Un village roumain saisi par la peur du (petit) remplacement

Depuis sa Palme d’or « 4 mois, 3 semaines, 2 jours » en 2007 dénonçant la manière dont le régime de Nicolae Ceausescu traitait l’avortement, le cinéaste roumain Christian Mungiu n’a jamais cessé de braquer sa caméra sur les tares petites ou grandes de son pays.

Avec son quatrième film en compétition «  RMN » (en français IRM), il nous emmène dans un village de Transylvanie qui semble réunir tous les facteurs d’explosion sociale : chômage endémique, niveau local des salaires très bas, forte attraction de la force de travail vers l’Allemagne et tension entre les communautés (allemande, roumaine, magyar ).

C’est dans ce village, le sien, que débarque Matthias, peu de temps avant Noël. Il y a peu de temps, il travaillait dans un abattoir en Allemagne mais un coup de boule infligé à un contremaître qui l’avait traité de « gitan » l’a conduit à prendre rapidement la route de pays natal ou personne ne l’attend.

L’ambiance n’est pas à la fête. Son père, Otto, est malade, il doit faire des analyses dans la ville voisine. Son fils, Rudi, a connu une frayeur dans la forêt qui l’a rendu mutique. Sa femme Ana le met à la porte car elle lui reproche de n’avoir rien versé pour l’entretien de l’enfant et d’être revenu sans le moindre cadeau de Noël. Son ex maîtresse, Csilla, est trop prise par son job, la direction de la boulangerie industrielle locale, pour s’intéresser à lui.

La fièvre monte dans le village car l’entreprise où travaille Csilla, dernière activité industrielle locale, a embauché trois ouvriers émigrés sri-lankais ayant accepté de travailler pour un salaire jugé trop bas par les Roumains. Une partie de la population est hostile à leur présence et menace de boycott les produits de la boulangerie.
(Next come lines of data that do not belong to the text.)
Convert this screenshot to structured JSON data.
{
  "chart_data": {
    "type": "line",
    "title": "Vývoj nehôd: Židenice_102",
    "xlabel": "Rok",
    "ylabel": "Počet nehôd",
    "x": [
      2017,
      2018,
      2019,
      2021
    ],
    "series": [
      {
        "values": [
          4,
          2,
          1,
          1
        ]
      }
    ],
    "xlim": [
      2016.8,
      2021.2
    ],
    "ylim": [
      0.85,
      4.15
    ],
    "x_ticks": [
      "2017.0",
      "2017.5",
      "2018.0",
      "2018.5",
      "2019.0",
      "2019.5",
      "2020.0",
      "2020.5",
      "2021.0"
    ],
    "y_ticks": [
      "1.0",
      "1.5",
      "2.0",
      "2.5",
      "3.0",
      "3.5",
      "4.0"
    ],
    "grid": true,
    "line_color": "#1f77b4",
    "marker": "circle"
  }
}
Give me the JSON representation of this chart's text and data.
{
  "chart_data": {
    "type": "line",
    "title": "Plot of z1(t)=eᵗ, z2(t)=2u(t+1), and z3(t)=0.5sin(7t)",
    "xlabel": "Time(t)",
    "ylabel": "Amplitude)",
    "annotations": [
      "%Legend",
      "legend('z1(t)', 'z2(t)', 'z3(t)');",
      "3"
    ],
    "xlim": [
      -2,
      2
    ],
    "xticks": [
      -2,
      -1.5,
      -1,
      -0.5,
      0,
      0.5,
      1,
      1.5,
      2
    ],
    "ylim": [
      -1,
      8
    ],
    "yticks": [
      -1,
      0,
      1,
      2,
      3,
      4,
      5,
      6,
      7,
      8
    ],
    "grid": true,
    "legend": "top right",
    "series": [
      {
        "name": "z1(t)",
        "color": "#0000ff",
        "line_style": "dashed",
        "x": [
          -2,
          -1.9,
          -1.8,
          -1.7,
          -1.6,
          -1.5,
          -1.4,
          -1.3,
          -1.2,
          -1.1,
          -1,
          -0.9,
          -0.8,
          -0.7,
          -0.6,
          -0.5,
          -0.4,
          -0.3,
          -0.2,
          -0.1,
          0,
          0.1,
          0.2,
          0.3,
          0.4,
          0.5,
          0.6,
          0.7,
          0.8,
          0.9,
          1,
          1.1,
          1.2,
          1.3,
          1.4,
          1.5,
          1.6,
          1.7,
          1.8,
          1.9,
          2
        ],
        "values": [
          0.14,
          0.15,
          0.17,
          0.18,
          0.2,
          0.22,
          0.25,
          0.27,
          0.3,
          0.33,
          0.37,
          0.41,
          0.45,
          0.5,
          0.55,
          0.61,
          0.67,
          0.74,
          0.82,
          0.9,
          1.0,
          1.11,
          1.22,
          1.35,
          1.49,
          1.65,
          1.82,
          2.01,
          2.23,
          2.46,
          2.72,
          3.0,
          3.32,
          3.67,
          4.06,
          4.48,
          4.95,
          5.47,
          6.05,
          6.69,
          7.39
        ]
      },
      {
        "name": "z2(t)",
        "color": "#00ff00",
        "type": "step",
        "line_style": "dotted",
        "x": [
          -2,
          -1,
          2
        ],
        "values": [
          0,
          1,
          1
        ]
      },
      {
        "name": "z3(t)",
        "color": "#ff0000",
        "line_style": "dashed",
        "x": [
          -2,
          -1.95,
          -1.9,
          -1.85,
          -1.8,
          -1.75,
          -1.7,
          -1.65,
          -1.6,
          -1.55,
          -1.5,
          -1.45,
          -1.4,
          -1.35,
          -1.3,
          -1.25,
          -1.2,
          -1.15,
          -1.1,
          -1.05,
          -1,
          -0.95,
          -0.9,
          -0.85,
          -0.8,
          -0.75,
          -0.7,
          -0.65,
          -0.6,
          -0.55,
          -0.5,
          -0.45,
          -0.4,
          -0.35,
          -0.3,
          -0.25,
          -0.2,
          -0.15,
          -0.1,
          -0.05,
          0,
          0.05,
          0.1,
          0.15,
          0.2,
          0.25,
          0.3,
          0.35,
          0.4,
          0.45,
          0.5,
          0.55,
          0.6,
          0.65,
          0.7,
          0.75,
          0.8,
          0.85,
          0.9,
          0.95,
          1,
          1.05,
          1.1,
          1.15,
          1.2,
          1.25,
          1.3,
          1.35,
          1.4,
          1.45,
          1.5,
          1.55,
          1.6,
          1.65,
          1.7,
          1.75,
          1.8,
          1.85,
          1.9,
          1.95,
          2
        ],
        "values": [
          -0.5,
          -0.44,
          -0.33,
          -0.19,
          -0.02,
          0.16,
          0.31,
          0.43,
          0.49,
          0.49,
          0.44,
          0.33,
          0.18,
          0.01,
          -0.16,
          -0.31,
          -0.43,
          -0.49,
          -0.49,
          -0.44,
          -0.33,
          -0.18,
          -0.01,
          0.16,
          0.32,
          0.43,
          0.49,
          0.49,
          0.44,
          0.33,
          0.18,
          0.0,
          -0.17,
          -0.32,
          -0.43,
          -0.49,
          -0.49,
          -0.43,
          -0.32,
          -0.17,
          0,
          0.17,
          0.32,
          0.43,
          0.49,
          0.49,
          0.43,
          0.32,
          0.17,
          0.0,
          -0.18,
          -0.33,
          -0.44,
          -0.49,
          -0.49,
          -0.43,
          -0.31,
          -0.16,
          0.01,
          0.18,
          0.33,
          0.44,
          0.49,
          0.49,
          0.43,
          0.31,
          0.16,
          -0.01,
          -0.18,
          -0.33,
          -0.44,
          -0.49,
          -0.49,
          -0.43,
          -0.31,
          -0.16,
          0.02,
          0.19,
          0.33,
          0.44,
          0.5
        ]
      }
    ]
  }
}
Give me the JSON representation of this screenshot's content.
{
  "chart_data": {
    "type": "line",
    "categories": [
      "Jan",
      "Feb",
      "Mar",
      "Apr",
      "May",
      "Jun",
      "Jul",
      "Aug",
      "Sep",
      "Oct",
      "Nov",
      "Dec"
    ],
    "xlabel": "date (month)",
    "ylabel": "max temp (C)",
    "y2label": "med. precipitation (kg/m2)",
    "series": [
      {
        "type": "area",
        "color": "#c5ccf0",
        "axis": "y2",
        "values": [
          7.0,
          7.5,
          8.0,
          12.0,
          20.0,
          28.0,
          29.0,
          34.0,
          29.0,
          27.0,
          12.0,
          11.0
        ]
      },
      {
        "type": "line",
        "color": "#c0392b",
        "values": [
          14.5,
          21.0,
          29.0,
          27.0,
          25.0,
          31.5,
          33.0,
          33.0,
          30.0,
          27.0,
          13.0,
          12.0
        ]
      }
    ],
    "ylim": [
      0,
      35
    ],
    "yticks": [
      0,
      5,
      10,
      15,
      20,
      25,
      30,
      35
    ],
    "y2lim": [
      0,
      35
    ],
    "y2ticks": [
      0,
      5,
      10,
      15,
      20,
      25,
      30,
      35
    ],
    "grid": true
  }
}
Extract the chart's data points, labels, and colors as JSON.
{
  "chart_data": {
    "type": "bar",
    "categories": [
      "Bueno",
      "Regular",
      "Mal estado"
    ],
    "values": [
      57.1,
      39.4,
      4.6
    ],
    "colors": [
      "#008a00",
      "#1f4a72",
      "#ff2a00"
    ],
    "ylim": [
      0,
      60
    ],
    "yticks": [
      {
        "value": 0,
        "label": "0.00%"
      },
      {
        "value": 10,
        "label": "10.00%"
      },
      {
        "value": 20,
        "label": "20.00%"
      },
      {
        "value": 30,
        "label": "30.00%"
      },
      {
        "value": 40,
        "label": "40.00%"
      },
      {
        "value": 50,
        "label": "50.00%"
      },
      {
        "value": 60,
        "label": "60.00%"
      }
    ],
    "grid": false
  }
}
Pour tenter de faire accepter ces nouveaux venus, le maire et le pope organisent une réunion publique. C’est l’acmé du récit, filmée dans un plan séquence d’anthologie. La réunion mal conduite par les organisateurs dérape en un échange d’injures entre communautés et de propos racistes. Il n’y manque pas une mise en cause du monde entier et particulièrement de l’Europe. On notera que le malicieux Mungiu a réussi à inclure dans l’assemblée un jeune Français n’en menant pas large. Il est le représentant d’une ONG venue compter les ours de Transylvanie.

La dénonciation de la xénophobie de ces villageois vise juste et pourrait être appliquée à des situations que nous connaissons. Néanmoins, on est en droit déplorer le pessimisme et la noirceur générale du film. Dans sa galerie de personnages, on n’en décèle aucun de sympathique. Tous sont essentiellement mus par la recherche de leur intérêt personnel. Même le paysage contribue à l’ambiance. Neige sale, forêts sombres, ciel plombé et lumière blafarde constituent le décor.

Ni la population, ni l’environnement ne donnent envie au spectateur d’aller passer Noël en Transylvanie. Ce n’était pas le but du réalisateur.

« Nostalgia » de Mario Martone photo Mario Spada

Retour à Naples d’un proscrit volontaire

Nostalgie et Naples sont deux mots qui s’associent aisément dans l’esprit de nombreux spectateurs car si l’on est venu dans cette ville, ne serait-ce que pour un jour, on garde à jamais l’envie d’y revenir. C’est donc avec intérêt que fût accueilli en compétition « Nostalgia » de Mario Martone. Ce réalisateur napolitain dont l’essentiel de la production cinématographique se déroule dans cette cité est davantage connu en France pour ses mises en scène d’opéras que pour ses films.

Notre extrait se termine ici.